When I left their practice to start my own business, I began looking for a new vet. The clinic I had worked at was a forty-five minute drive from home, and neither Amber nor Buckley ever did well on the long drive. I never thought I’d find someone as good as Janet and Jack. And then I met Fern (some of you already know Fern from my book, from some of the articles she’s written for The Conscious Cat, and from our first Ask the Vet teleseminar). Fern and I hit it off immediately. Not only were her practice philosophies in synch with what I was looking for, she is the consummate cat vet, and one of the most brilliant people I ever met. And even better, we became very good friends in a very short time. Unfortunately, she recently had to make the difficult decision to retire, at least for the foreseeable future, from her beloved profession due to a family health problem. While I am fortunate that she will always be available to me for advice or a second opinion, I still need to find a new vet, since she’s not currently affiliated with a hospital and can’t do much beyond basic physical exams without that affiliation. As you might expect, with my background, my standards of what I expect in a vet are very high.
I’ve previously written about how to tell whether your vet is cat-friendly, and how to choose the right vet for your pet. One of the things I always stress when I talk to people about this subject is that I think it’s a good idea to make an appointment without your pet when evaluating a veterinary clinic. By going to see potential vets without your cat, you will be more relaxed.
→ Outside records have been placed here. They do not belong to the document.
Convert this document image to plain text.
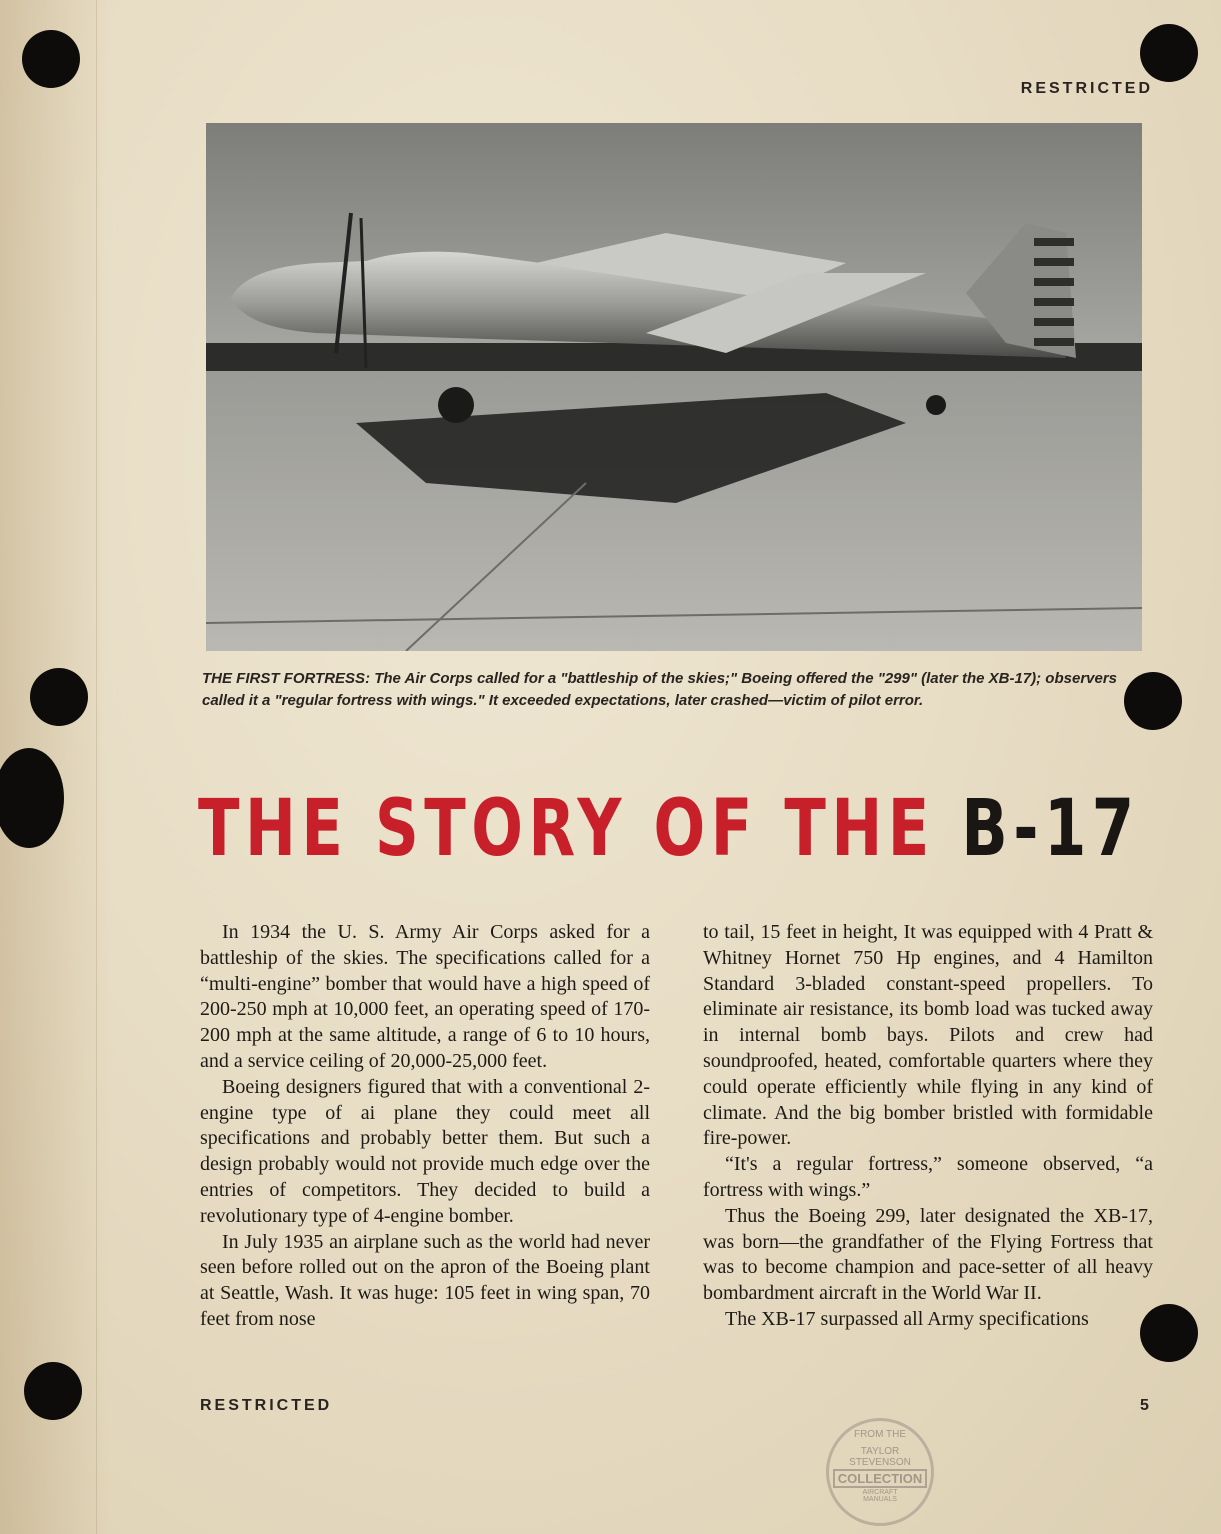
RESTRICTED
THE FIRST FORTRESS: The Air Corps called for a "battleship of the skies;" Boeing offered the "299" (later the XB-17); observers called it a "regular fortress with wings." It exceeded expectations, later crashed—victim of pilot error.
THE STORY OF THE B-17

In 1934 the U. S. Army Air Corps asked for a battleship of the skies. The specifications called for a “multi-engine” bomber that would have a high speed of 200-250 mph at 10,000 feet, an operating speed of 170-200 mph at the same altitude, a range of 6 to 10 hours, and a service ceiling of 20,000-25,000 feet.

Boeing designers figured that with a conventional 2-engine type of ai plane they could meet all specifications and probably better them. But such a design probably would not provide much edge over the entries of competitors. They decided to build a revolutionary type of 4-engine bomber.

In July 1935 an airplane such as the world had never seen before rolled out on the apron of the Boeing plant at Seattle, Wash. It was huge: 105 feet in wing span, 70 feet from nose

to tail, 15 feet in height, It was equipped with 4 Pratt & Whitney Hornet 750 Hp engines, and 4 Hamilton Standard 3-bladed constant-speed propellers. To eliminate air resistance, its bomb load was tucked away in internal bomb bays. Pilots and crew had soundproofed, heated, comfortable quarters where they could operate efficiently while flying in any kind of climate. And the big bomber bristled with formidable fire-power.

“It's a regular fortress,” someone observed, “a fortress with wings.”

Thus the Boeing 299, later designated the XB-17, was born—the grandfather of the Flying Fortress that was to become champion and pace-setter of all heavy bombardment aircraft in the World War II.

The XB-17 surpassed all Army specifications

RESTRICTED	5
FROM THE
TAYLOR
STEVENSON
COLLECTION
AIRCRAFT
MANUALS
Ask for a tour of the hospital. If you want to speak with a veterinarian, offer to pay for an office visit. Most vets won’t charge you for this introductory visit, but it sets the right tone for a future relationship of mutual respect. Come prepared with a list of questions. Some of the questions I’ll be asking on my search are:
- How many veterinarians are at the practice?
- Will I always see the same vet?
- Are there vets at the practice that specialize in working with cats, or that have a preference for working with cats?
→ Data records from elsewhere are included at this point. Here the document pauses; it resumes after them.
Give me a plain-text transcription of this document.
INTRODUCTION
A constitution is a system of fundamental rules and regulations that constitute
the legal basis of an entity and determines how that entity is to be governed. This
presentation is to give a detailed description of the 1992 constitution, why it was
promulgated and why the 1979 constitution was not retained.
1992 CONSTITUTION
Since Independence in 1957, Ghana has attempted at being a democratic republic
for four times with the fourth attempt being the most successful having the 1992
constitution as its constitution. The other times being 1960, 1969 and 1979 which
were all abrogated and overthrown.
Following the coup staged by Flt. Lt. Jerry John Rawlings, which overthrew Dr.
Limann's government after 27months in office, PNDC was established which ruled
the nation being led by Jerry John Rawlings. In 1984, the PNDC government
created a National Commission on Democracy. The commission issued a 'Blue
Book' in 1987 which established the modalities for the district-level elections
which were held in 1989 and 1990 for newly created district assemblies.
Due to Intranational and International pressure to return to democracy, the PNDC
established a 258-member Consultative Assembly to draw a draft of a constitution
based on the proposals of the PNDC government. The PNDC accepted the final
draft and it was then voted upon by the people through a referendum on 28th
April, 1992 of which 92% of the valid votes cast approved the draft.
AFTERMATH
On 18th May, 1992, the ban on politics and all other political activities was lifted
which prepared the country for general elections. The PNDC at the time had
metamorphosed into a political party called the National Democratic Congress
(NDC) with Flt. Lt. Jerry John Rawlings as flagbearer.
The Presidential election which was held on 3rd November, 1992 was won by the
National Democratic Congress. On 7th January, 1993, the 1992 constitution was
- Are they open to holistic modalities, even if they don’t practice them?
- Are appointments required?
- How are emergencies handled?
- What is their policy for visiting hospitalized pets?
- Are diagnostic services such as x-rays, blood work, ultrasound, EKG, endoscopy done in-house, or will they be referred to a specialist?
- Do the veterinarians use VIN (the Veterinary Information Network)? This is generally an indicator that they’re interested in pursuing continuing education and that they are staying on top of the latest developments in their profession.
I’ve narrowed my own search down to two hospitals – one of them a feline-only practice, which is what I would prefer, but it is further from home than I would like (about a half hour’s drive), the other a small animal practice with a terrific reputation much closer to home. I’ll let you know which one I pick when it’s time for Allegra’s first check up.
Picture shows Allegra on the day I first met her, on an exam table at the veterinary clinic I adopted her from.